Both genomic DNA (gDNA) and mRNA are commonly used as starting material for immune receptor profiling, and each has advantages and disadvantages. Cellecta offers both an RNA-based and a DNA-based AIR assay. Based on our experience, the AIR RNA assay has a significant advantage over the AIR DNA assay for the following reasons:
- Sensitivity: The copy number of mRNA per cell is at least 10 to 100-fold greater than gDNA, significantly increasing sensitivity due to the higher number of starting RNA template copies [4]. The increased AIR sensitivity from using RNA templates is an essential advantage for reliable profiling of TCR and BCR clonotypes in small biological samples (e.g., sorted cells, tumors biopsy, FFPE, etc.) (Fig. 10).
- Functionality: Using RNA as a template limits amplification to only the receptor chains which are functional and productively expressed. AIR profiling from gDNA amplifies many additional sequences, including non-rearranged and rearranged but non-functional (usually expressed at low level) receptor genes, which increases undesirable background in the NGS data, especially in tissue samples with low immune cell content.
- Coverage: BCR repertoire analysis using gDNA as a template does not allow identification of the Ig isotype (IgG, IgA, IgM, IgD, and IgE), as V(D)J and C regions are separated by an intron and cannot be effectively amplified by a multiplex-PCR reaction.
The drawbacks of using RNA include requiring reasonable RNA template integrity (RIN > 5). Furthermore, if your research needs to accurately quantify the T and B cell number for each clonotype, a gDNA-based assay based on UMI (Cellecta AIR DNA assay) or in combination with calibration standards is a better choice. Please note that precise quantitation of cell number for each CDR3 clonotype (based on receptor gene copy number) is not critical if the goal is the detection of “up-regulated” disease-associated, activated clonotypes (similar to differential gene-expression analysis), e.g., in serial / time course studies in blood samples.
Identification of disease-activated CDR3 clonotypes
The most common strategy for discovering antigen-induced clonotypes is AIR repertoire profiling in multiple samples collected in serial/time course studies of infection, immunization, immune therapy treatment, etc. [1-5]. Antigen-activated clonotypes are detected by an increase in the copy number of RNA or DNA CDR3-specific sequences compared to control non-activated samples.
In another application, the identification of overlapping, transcriptionally activated CDR3 clonotypes in the tumor, blood, or tumor-draining lymph nodes can be used for identifying tumor-reactive T cells [24]. Unfortunately, for many human diseases, only a single sample (e.g., a heterogeneous tumor biopsy) is available for AIR profiling.
Studies demonstrate that adaptive immunity activation induces significant up-regulation of both BCR and TCR transcription in antigen-specific clonotypes (e.g., up to 1,000-fold for plasma B cells [13]) as illustrated in Fig.10. Furthermore, the transcriptional up-regulation of TCR genes in large CD8+ effector memory clonotypes in peripheral blood samples was associated with durable responses to immune checkpoint blockade in patients with metastatic melanoma [23].
As a result of transcriptional activation, an RNA-based immune receptor repertoire is usually dominated by a low number of abundant clonotypes, some of which are antigen-induced or disease-specific.

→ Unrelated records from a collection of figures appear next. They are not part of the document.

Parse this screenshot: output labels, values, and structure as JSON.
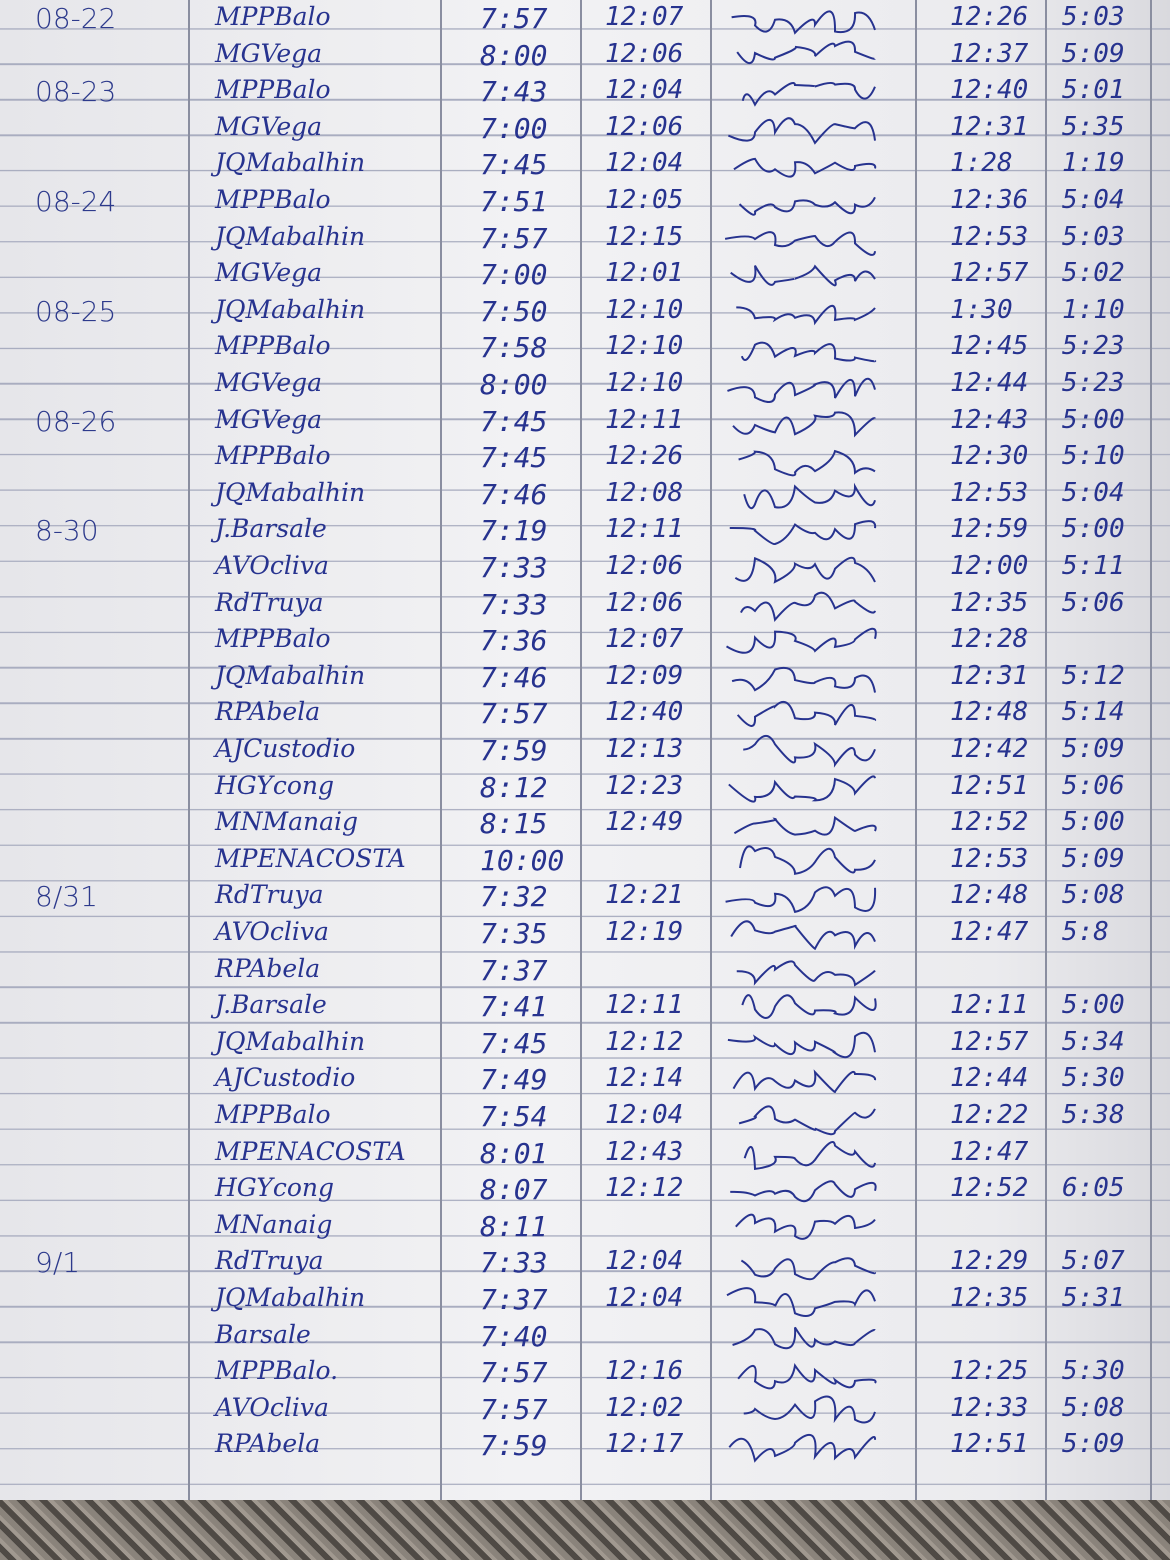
{
  "ink_color": "#27338f",
  "rows": [
    {
      "date": "08-22",
      "name": "MPPBalo",
      "in": "7:57",
      "out": "12:07",
      "pm_in": "12:26",
      "pm_out": "5:03"
    },
    {
      "date": "",
      "name": "MGVega",
      "in": "8:00",
      "out": "12:06",
      "pm_in": "12:37",
      "pm_out": "5:09"
    },
    {
      "date": "08-23",
      "name": "MPPBalo",
      "in": "7:43",
      "out": "12:04",
      "pm_in": "12:40",
      "pm_out": "5:01"
    },
    {
      "date": "",
      "name": "MGVega",
      "in": "7:00",
      "out": "12:06",
      "pm_in": "12:31",
      "pm_out": "5:35"
    },
    {
      "date": "",
      "name": "JQMabalhin",
      "in": "7:45",
      "out": "12:04",
      "pm_in": "1:28",
      "pm_out": "1:19"
    },
    {
      "date": "08-24",
      "name": "MPPBalo",
      "in": "7:51",
      "out": "12:05",
      "pm_in": "12:36",
      "pm_out": "5:04"
    },
    {
      "date": "",
      "name": "JQMabalhin",
      "in": "7:57",
      "out": "12:15",
      "pm_in": "12:53",
      "pm_out": "5:03"
    },
    {
      "date": "",
      "name": "MGVega",
      "in": "7:00",
      "out": "12:01",
      "pm_in": "12:57",
      "pm_out": "5:02"
    },
    {
      "date": "08-25",
      "name": "JQMabalhin",
      "in": "7:50",
      "out": "12:10",
      "pm_in": "1:30",
      "pm_out": "1:10"
    },
    {
      "date": "",
      "name": "MPPBalo",
      "in": "7:58",
      "out": "12:10",
      "pm_in": "12:45",
      "pm_out": "5:23"
    },
    {
      "date": "",
      "name": "MGVega",
      "in": "8:00",
      "out": "12:10",
      "pm_in": "12:44",
      "pm_out": "5:23"
    },
    {
      "date": "08-26",
      "name": "MGVega",
      "in": "7:45",
      "out": "12:11",
      "pm_in": "12:43",
      "pm_out": "5:00"
    },
    {
      "date": "",
      "name": "MPPBalo",
      "in": "7:45",
      "out": "12:26",
      "pm_in": "12:30",
      "pm_out": "5:10"
    },
    {
      "date": "",
      "name": "JQMabalhin",
      "in": "7:46",
      "out": "12:08",
      "pm_in": "12:53",
      "pm_out": "5:04"
    },
    {
      "date": "8-30",
      "name": "J.Barsale",
      "in": "7:19",
      "out": "12:11",
      "pm_in": "12:59",
      "pm_out": "5:00"
    },
    {
      "date": "",
      "name": "AVOcliva",
      "in": "7:33",
      "out": "12:06",
      "pm_in": "12:00",
      "pm_out": "5:11"
    },
    {
      "date": "",
      "name": "RdTruya",
      "in": "7:33",
      "out": "12:06",
      "pm_in": "12:35",
      "pm_out": "5:06"
    },
    {
      "date": "",
      "name": "MPPBalo",
      "in": "7:36",
      "out": "12:07",
      "pm_in": "12:28",
      "pm_out": ""
    },
    {
      "date": "",
      "name": "JQMabalhin",
      "in": "7:46",
      "out": "12:09",
      "pm_in": "12:31",
      "pm_out": "5:12"
    },
    {
      "date": "",
      "name": "RPAbela",
      "in": "7:57",
      "out": "12:40",
      "pm_in": "12:48",
      "pm_out": "5:14"
    },
    {
      "date": "",
      "name": "AJCustodio",
      "in": "7:59",
      "out": "12:13",
      "pm_in": "12:42",
      "pm_out": "5:09"
    },
    {
      "date": "",
      "name": "HGYcong",
      "in": "8:12",
      "out": "12:23",
      "pm_in": "12:51",
      "pm_out": "5:06"
    },
    {
      "date": "",
      "name": "MNManaig",
      "in": "8:15",
      "out": "12:49",
      "pm_in": "12:52",
      "pm_out": "5:00"
    },
    {
      "date": "",
      "name": "MPENACOSTA",
      "in": "10:00",
      "out": "",
      "pm_in": "12:53",
      "pm_out": "5:09"
    },
    {
      "date": "8/31",
      "name": "RdTruya",
      "in": "7:32",
      "out": "12:21",
      "pm_in": "12:48",
      "pm_out": "5:08"
    },
    {
      "date": "",
      "name": "AVOcliva",
      "in": "7:35",
      "out": "12:19",
      "pm_in": "12:47",
      "pm_out": "5:8"
    },
    {
      "date": "",
      "name": "RPAbela",
      "in": "7:37",
      "out": "",
      "pm_in": "",
      "pm_out": ""
    },
    {
      "date": "",
      "name": "J.Barsale",
      "in": "7:41",
      "out": "12:11",
      "pm_in": "12:11",
      "pm_out": "5:00"
    },
    {
      "date": "",
      "name": "JQMabalhin",
      "in": "7:45",
      "out": "12:12",
      "pm_in": "12:57",
      "pm_out": "5:34"
    },
    {
      "date": "",
      "name": "AJCustodio",
      "in": "7:49",
      "out": "12:14",
      "pm_in": "12:44",
      "pm_out": "5:30"
    },
    {
      "date": "",
      "name": "MPPBalo",
      "in": "7:54",
      "out": "12:04",
      "pm_in": "12:22",
      "pm_out": "5:38"
    },
    {
      "date": "",
      "name": "MPENACOSTA",
      "in": "8:01",
      "out": "12:43",
      "pm_in": "12:47",
      "pm_out": ""
    },
    {
      "date": "",
      "name": "HGYcong",
      "in": "8:07",
      "out": "12:12",
      "pm_in": "12:52",
      "pm_out": "6:05"
    },
    {
      "date": "",
      "name": "MNanaig",
      "in": "8:11",
      "out": "",
      "pm_in": "",
      "pm_out": ""
    },
    {
      "date": "9/1",
      "name": "RdTruya",
      "in": "7:33",
      "out": "12:04",
      "pm_in": "12:29",
      "pm_out": "5:07"
    },
    {
      "date": "",
      "name": "JQMabalhin",
      "in": "7:37",
      "out": "12:04",
      "pm_in": "12:35",
      "pm_out": "5:31"
    },
    {
      "date": "",
      "name": "Barsale",
      "in": "7:40",
      "out": "",
      "pm_in": "",
      "pm_out": ""
    },
    {
      "date": "",
      "name": "MPPBalo.",
      "in": "7:57",
      "out": "12:16",
      "pm_in": "12:25",
      "pm_out": "5:30"
    },
    {
      "date": "",
      "name": "AVOcliva",
      "in": "7:57",
      "out": "12:02",
      "pm_in": "12:33",
      "pm_out": "5:08"
    },
    {
      "date": "",
      "name": "RPAbela",
      "in": "7:59",
      "out": "12:17",
      "pm_in": "12:51",
      "pm_out": "5:09"
    }
  ]
}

Up-regulation of TCR and BCR receptor gene expression in activated effector/memory T and B cells can identify and differentiate antigen-induced CDR3 sequences from non-activated, bystander CDR3 sequences commonly present in tumor samples [20].

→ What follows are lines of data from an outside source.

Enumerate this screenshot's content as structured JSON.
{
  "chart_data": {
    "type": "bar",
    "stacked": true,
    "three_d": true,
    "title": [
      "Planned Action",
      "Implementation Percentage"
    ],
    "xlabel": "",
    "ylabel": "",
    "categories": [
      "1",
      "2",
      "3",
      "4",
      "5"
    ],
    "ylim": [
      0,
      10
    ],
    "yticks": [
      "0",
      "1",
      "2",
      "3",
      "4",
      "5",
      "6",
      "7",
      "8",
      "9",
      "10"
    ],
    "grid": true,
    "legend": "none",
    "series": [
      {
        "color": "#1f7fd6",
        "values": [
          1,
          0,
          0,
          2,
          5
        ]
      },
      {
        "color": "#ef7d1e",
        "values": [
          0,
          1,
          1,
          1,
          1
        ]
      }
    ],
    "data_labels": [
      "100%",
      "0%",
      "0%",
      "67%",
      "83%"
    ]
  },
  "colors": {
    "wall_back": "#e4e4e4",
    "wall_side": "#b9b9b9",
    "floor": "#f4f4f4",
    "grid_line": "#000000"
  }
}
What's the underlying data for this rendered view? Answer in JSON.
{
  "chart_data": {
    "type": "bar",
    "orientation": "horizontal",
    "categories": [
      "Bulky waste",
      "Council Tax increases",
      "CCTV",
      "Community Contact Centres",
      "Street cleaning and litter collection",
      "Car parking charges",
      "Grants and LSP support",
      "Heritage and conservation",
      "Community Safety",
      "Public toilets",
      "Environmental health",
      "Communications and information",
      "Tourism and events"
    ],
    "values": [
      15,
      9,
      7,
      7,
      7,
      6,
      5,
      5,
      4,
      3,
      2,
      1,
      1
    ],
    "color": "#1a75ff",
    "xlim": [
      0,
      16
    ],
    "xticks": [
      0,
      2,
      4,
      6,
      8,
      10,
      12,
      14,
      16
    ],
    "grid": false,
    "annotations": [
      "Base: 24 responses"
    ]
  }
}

Combining mRNA and gDNA-based assay technology
A simple and efficient strategy to differentiate antigen-induced clonotypes from abundant naive or bystander clonotypes commonly present in clinical samples is to normalize RNA-based CDR3 profiling to similar data from a DNA-based assay. To facilitate this approach, we developed UMI-based AIR RNA and AIR DNA assays, which can be combined to identify antigen-activated clonotypes.

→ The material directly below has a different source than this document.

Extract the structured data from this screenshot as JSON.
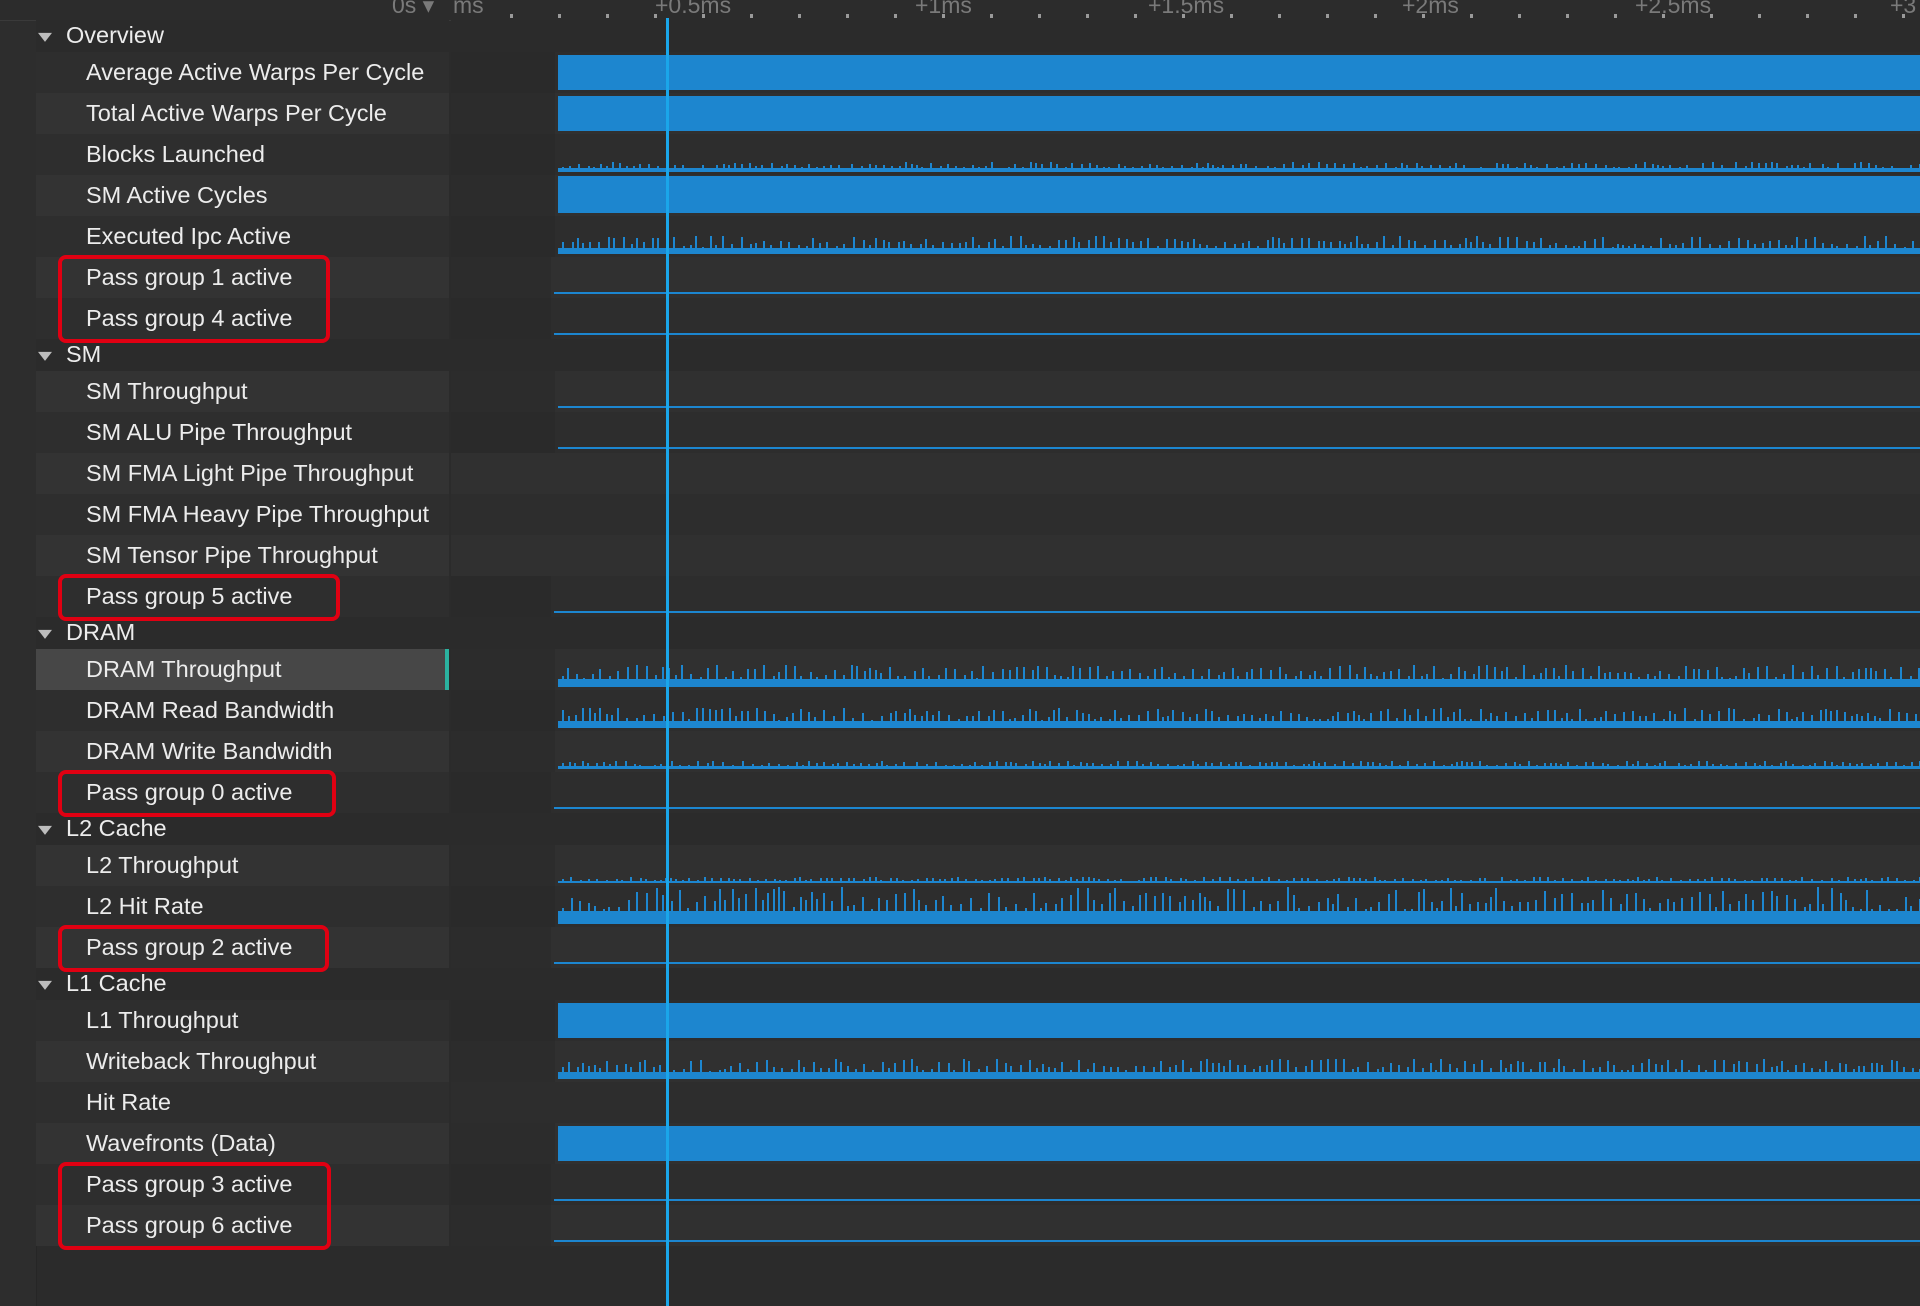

As a practical guideline, we suggest that AIR profiling be performed using both RNA and DNA isolated from the same biological sample (e.g., PBMC with high content of immune cells). In another approach, RNA-based and DNA-based AIR profiling could be performed directly in T and/or B cells sorted from tissue or blood samples (see below). Furthermore, to reveal disease-associated, activated CDR3 clonotypes, RNA-based data can be normalized to DNA-based AIR profiling data for overlapping clonotypes, as illustrated in Fig.11.